Ooh! Now that I think about it, I’d like to throw some props towards Michael Keaton.
Most commonly thought of as a comic actor (Beetlejuice, Night Shift), he’s done several dramatic roles that have been very, very good (My Life, Batman - in my opinion, he was the only actor who understood that Bruce Wayne and Batman were, essentially, two different people - Much Ado About Nothing, Pacific Heights, Jackie Brown).
Granted, he’s done some stinkers (Jack Frost), but when he’s on, he’s on.
And, according to www.imdb.com, he was a stagehand on Mister Rogers!
I just love William H. Macy. His wife, Felicity Huffman, is wonderful, too. She is finally getting wide recognition, on “Desperate Housewives,” but Macy isn’t a household name yet (which I suspect is the way he wants it).
If, as is probably inevitable, they ever make a live-action version of “The Simpsons,” Macy would be my choice to play Ned Flanders.
I adore Rutger Hauer. I own Soldier of Orange and watch it once or twice a year.
Enjoyed Hauer in Confessions of a Dangerous Mind as well.
Agree about Christian Bale, and think he is somewhat following in Jeff Bridges’ footsteps. Bridges is well known, but he has been plugging away for years with some of his best work going unrecognized and unappreciated.
He was dynamite in this year’s The Door in the Floor.
It’s hard to believe that Jimmy the Cab Driver from the old 90s MTV spots, the oafish dad from Grounded for Life and Stephen Dorffs hench-vampire in Blade are all the same guy.
He’ll always be bka stoner-Mexican-funnyman, but I think Cheech Marin is an underrated actor. Especially in recent years he has really started branching out playing more “responsible” and complex characters (yeah, I know, everybody’s hearing “Apple pie p*ssy!”) and done a really good job (or, as his former partner calls it, “selling out”).
Couldn’t agree more with Simmons: he can play inhumanly evil (Schillinger) and give it just a twinge of pathos, or he can play the comedy relief and make it real (Garth).
I thought that Eugene Levy & Catherine O’Hara should have received Oscar nominations for A Mighty Wind. Their characters were two of the best comedy-drama constructions I’ve ever seen (especially considering how improvised they were).
Megan Mulally has made fame and fortune galore as Karen on Will & Grace but I fear it’s at the expense of the fact she’s a great actress.
The fact that Harvey Feirstein has received great reviews as Tevye makes me wonder if he’s been underrated.
Alicia Witt. What is the problem, Hollywood? Is she not sleeping with the right people?
Charles Martin Smith, the likable nerd/scientist/guy-next-door/wry sidekick. Usually gets killed off in the second reel.
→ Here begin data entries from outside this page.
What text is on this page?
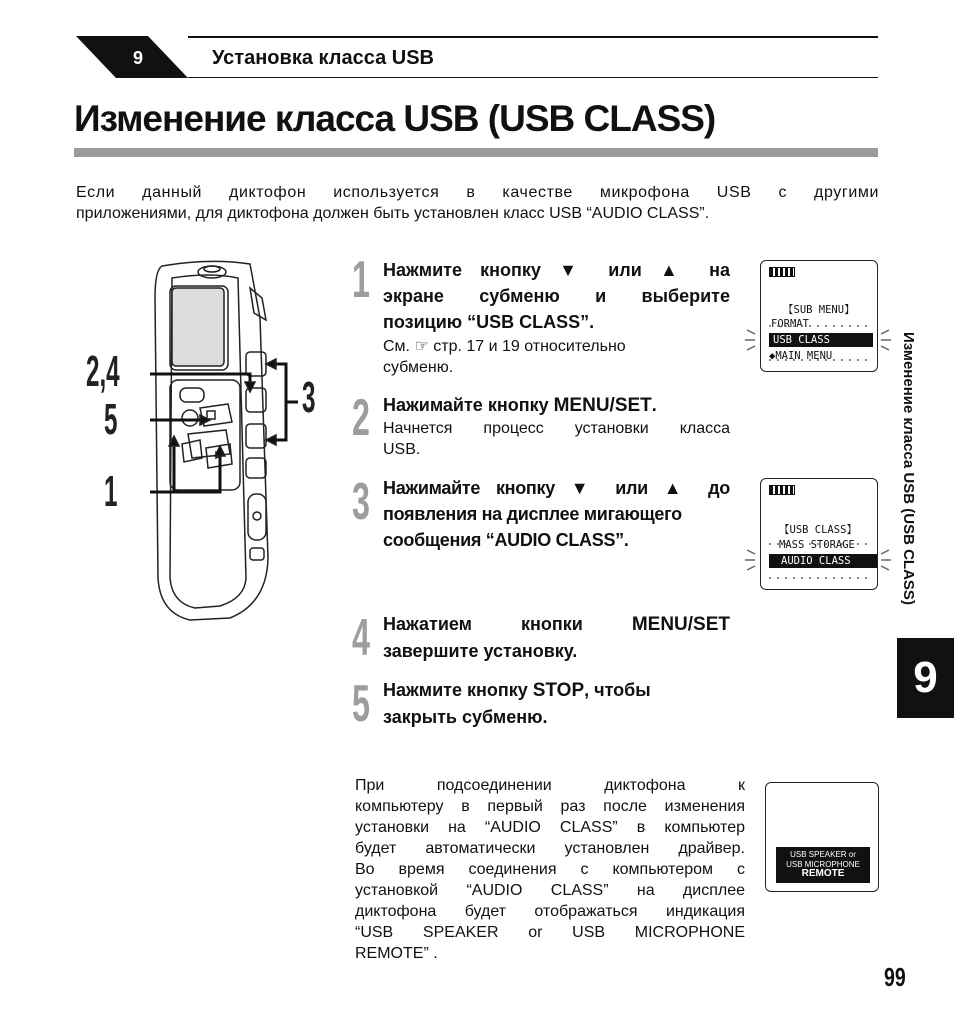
9	Установка класса USB
Изменение класса USB (USB CLASS)
Если данный диктофон используется в качестве микрофона USB с другими
приложениями, для диктофона должен быть установлен класс USB “AUDIO CLASS”.
2,4
5
1
3
1 Нажмите кнопку ▼ или ▲ на
экране субменю и выберите
позицию “USB CLASS”.
См. ☞ стр. 17 и 19 относительно
субменю.
2 Нажимайте кнопку MENU/SET.
Начнется процесс установки класса
USB.
3 Нажимайте кнопку ▼ или ▲ до
появления на дисплее мигающего
сообщения “AUDIO CLASS”.
4 Нажатием кнопки MENU/SET
завершите установку.
5 Нажмите кнопку STOP, чтобы
закрыть субменю.
【SUB MENU】
FORMAT
USB CLASS
◆MAIN MENU
【USB CLASS】
MASS STORAGE
AUDIO CLASS	Изменение класса USB (USB CLASS)
9
При подсоединении диктофона к
компьютеру в первый раз после изменения
установки на “AUDIO CLASS” в компьютер
будет автоматически установлен драйвер.
Во время соединения с компьютером с
установкой “AUDIO CLASS” на дисплее
диктофона будет отображаться индикация
“USB SPEAKER or USB MICROPHONE
REMOTE” .
USB SPEAKER or
USB MICROPHONE
REMOTE
99
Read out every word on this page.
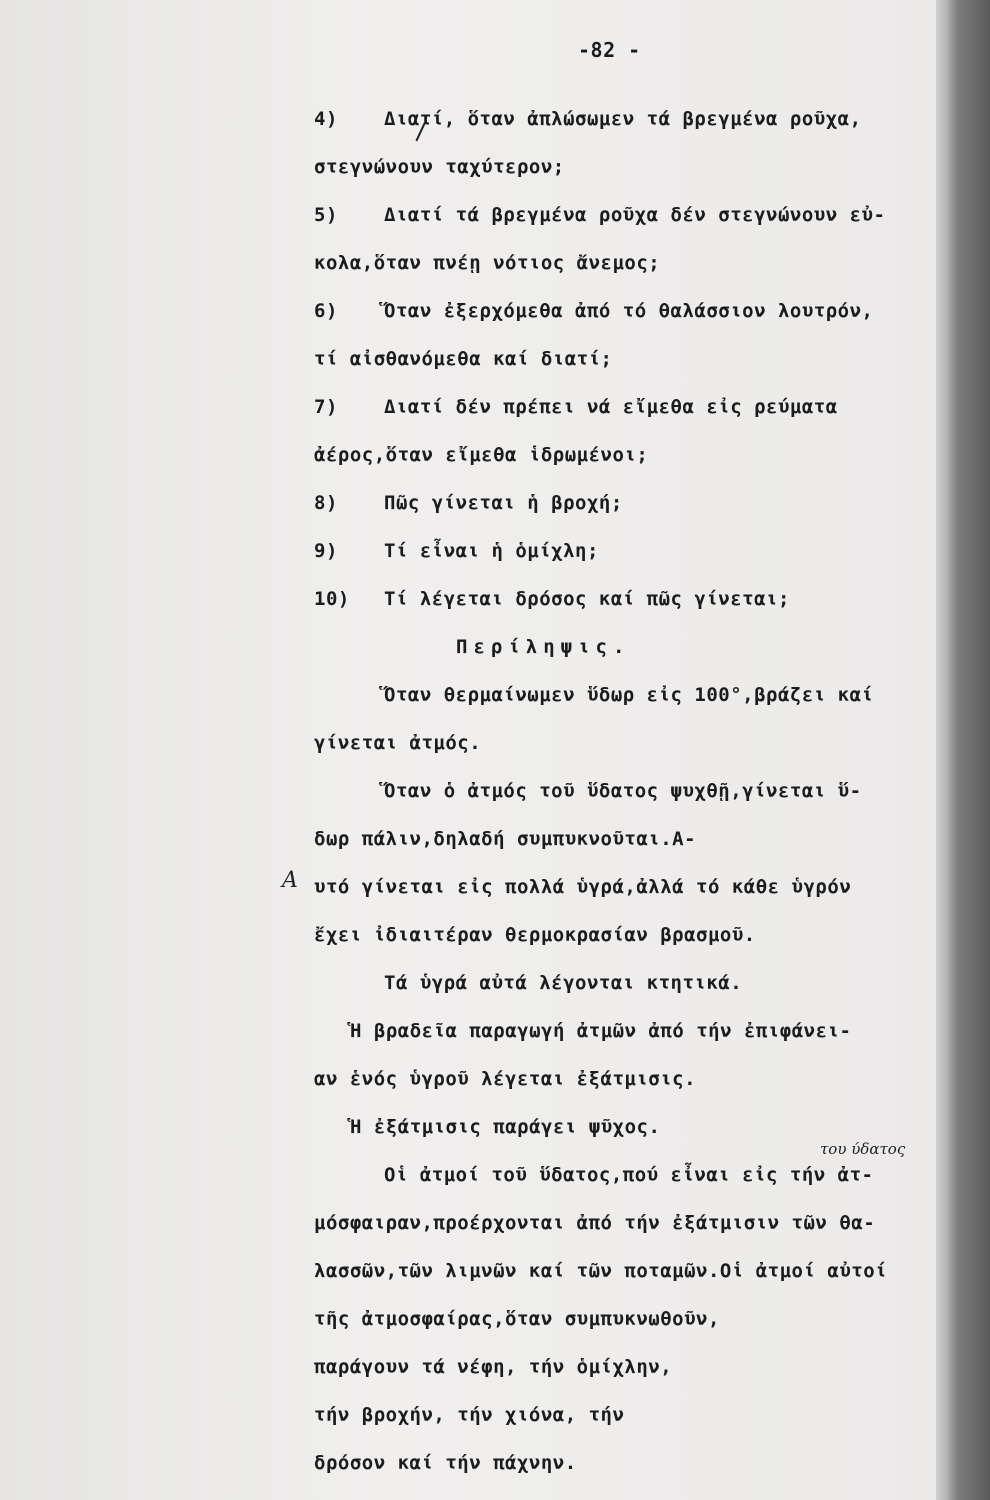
-82 -
4) Διατί, ὅταν ἀπλώσωμεν τά βρεγμένα ροῦχα,
στεγνώνουν ταχύτερον;
5) Διατί τά βρεγμένα ροῦχα δέν στεγνώνουν εὐ-
κολα,ὅταν πνέῃ νότιος ἄνεμος;
6) Ὅταν ἐξερχόμεθα ἀπό τό θαλάσσιον λουτρόν,
τί αἰσθανόμεθα καί διατί;
7) Διατί δέν πρέπει νά εἴμεθα εἰς ρεύματα
ἀέρος,ὅταν εἴμεθα ἱδρωμένοι;
8) Πῶς γίνεται ἡ βροχή;
9) Τί εἶναι ἡ ὁμίχλη;
10) Τί λέγεται δρόσος καί πῶς γίνεται;
Περίληψις.
Ὅταν θερμαίνωμεν ὕδωρ εἰς 100°,βράζει καί
γίνεται ἀτμός.
Ὅταν ὁ ἀτμός τοῦ ὕδατος ψυχθῇ,γίνεται ὕ-
δωρ πάλιν,δηλαδή συμπυκνοῦται.Α-
υτό γίνεται εἰς πολλά ὑγρά,ἀλλά τό κάθε ὑγρόν
ἔχει ἰδιαιτέραν θερμοκρασίαν βρασμοῦ.
Τά ὑγρά αὐτά λέγονται κτητικά.
Ἡ βραδεῖα παραγωγή ἀτμῶν ἀπό τήν ἐπιφάνει-
αν ἑνός ὑγροῦ λέγεται ἐξάτμισις.
Ἡ ἐξάτμισις παράγει ψῦχος.
Οἱ ἀτμοί τοῦ ὕδατος,πού εἶναι εἰς τήν ἀτ-
μόσφαιραν,προέρχονται ἀπό τήν ἐξάτμισιν τῶν θα-
λασσῶν,τῶν λιμνῶν καί τῶν ποταμῶν.Οἱ ἀτμοί αὐτοί
τῆς ἀτμοσφαίρας,ὅταν συμπυκνωθοῦν,
παράγουν τά νέφη, τήν ὁμίχλην,
τήν βροχήν, τήν χιόνα, τήν
δρόσον καί τήν πάχνην.
Α
του ύδατος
Made it all the way to the end of American Graffiti, then got offed in the epilogue roll.
The writers and producers of “The Simpsons” (1989) have joked semi-seriously that if there was ever a live action version of the show, then he would be the perfect choice to play Ned Flanders.
in an interview a few years ago on fresh air, he told teri gross that he was in a series about murderes, rapists and drug dealers, and he played “the bad guy”
Cheech Marin is evidently a very knowledgeable art collector and all-around cool guy, I’ve heard.
But I’d like to stick up for Antonio Banderas. While he’s got awful taste in women and scripts, he’s always the best thing in his crappy movies. It must be very difficult to be a handsome man with a Spanish accent in Hollywood and want to get interesting roles, and he was amazing in Desperado. I’d love to see him in a complicated, interesting role.
I don’t think John Goodman is really underrated, but I do have a great deal of love for him. Also, he’s a wonderful singer, and I think his TV work is really excellent. Sometimes he still makes me cry on Roseanne (remember when Becky ran away and got married and he wouldn’t speak to her?) and he has the best time in the world with character actor parts, like in O Brother Where Art Thou?.
I don’t know if it’s available in America Caprese, but try to find ‘Turkish Delight’. Yes, it’s directed by Paul Verhoeven, but it’s a decent movie anyway.
I’ll add Michael McKean. His obituary will probably lead with “Lenny of Lenny & Squiggy is dead”, but he has also created and been believable as a mini-talent British rocker, a gay dog groomer and a washed-up folksinger (and those just in Christopher Guest movies), as a morally bankrupt realtor in The Brady Bunch, an Australian media mogul and in dozens of sketches on Saturday Night Live (as their oldest cast member for trivia sake). He’s also been nominated for an Oscar as a songwriter and he’s still going strong, but he’s rarely mentioned on any list of accomplished actors.
Jason Alexander gets a fair amount of kudos, so I don’t know if I’d call him underrated. But due to his years on Seinfeld playing a duplicitous nebbish, I think people view him a bit more negatively than he deserves.
When I heard he was going to be in The Producers, I was struck by the notion that he could play either Byalistock or Bloom with equal effectiveness. That’s versatility, that is!